PIP-II Linac Cryogenic Distribution System Design Challenges

TL;DR

This paper discusses the design challenges of the PIP-II linac Cryogenic Distribution System, focusing on thermal, mechanical, and flow considerations to ensure reliable operation of cryogenic helium streams.

Contribution

It presents the thermo-mechanical optimization strategies and design solutions for the cryogenic piping and supports in the PIP-II CDS to address thermal shrinkage and pressure drop constraints.

Findings

Successful thermal budget achievement through component optimization

Design solutions for thermal shrinkage compensation in cryogenic pipes

Maintained acceptable pressure drops for helium streams in various operation modes

Abstract

The PIP-II linac Cryogenic Distribution System (CDS) is characterized by extremely small heat inflows and robust mechanical design. It consists of a Distribution Valve Box (DVB), Intermediate Transfer Line, Tunnel Transfer Line, comprising 25 Bayonet Cans, and ends with a Turnaround Can. Multiple helium streams, each characterized by distinct helium parameters, flow through each of these elements. The CDS geometry allows maintaining an acceptable pressure drop for each helium stream, considering the planned flows and helium parameters in different operation modes.
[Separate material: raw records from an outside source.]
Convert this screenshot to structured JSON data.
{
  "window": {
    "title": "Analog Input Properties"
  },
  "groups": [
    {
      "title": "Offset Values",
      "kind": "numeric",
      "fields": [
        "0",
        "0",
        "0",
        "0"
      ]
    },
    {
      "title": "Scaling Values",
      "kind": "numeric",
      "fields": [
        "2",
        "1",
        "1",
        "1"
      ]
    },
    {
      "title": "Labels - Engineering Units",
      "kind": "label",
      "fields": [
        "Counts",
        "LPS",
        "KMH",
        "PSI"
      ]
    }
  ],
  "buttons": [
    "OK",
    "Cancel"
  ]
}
This is particularly crucial for the return line of helium vapors, which return from cryomodules to the cold compressors and thus have very restrictive pressure drop requirements. On both sides of the DVB there are fixed supports for process pipes. One of the DVB design challenges was to route the process pipes in such a way that their shape provided sufficient compensation for thermal shrinkage. This ensures th at the forces resulting from thermal shrinkage acting on the cryogenic valves remain at a level acceptable to the manufacturer. The required thermal budget of the CDS was achieved by thermo-mechanical optimization of its components, like process pipes fixed supports in Bayonet Cans.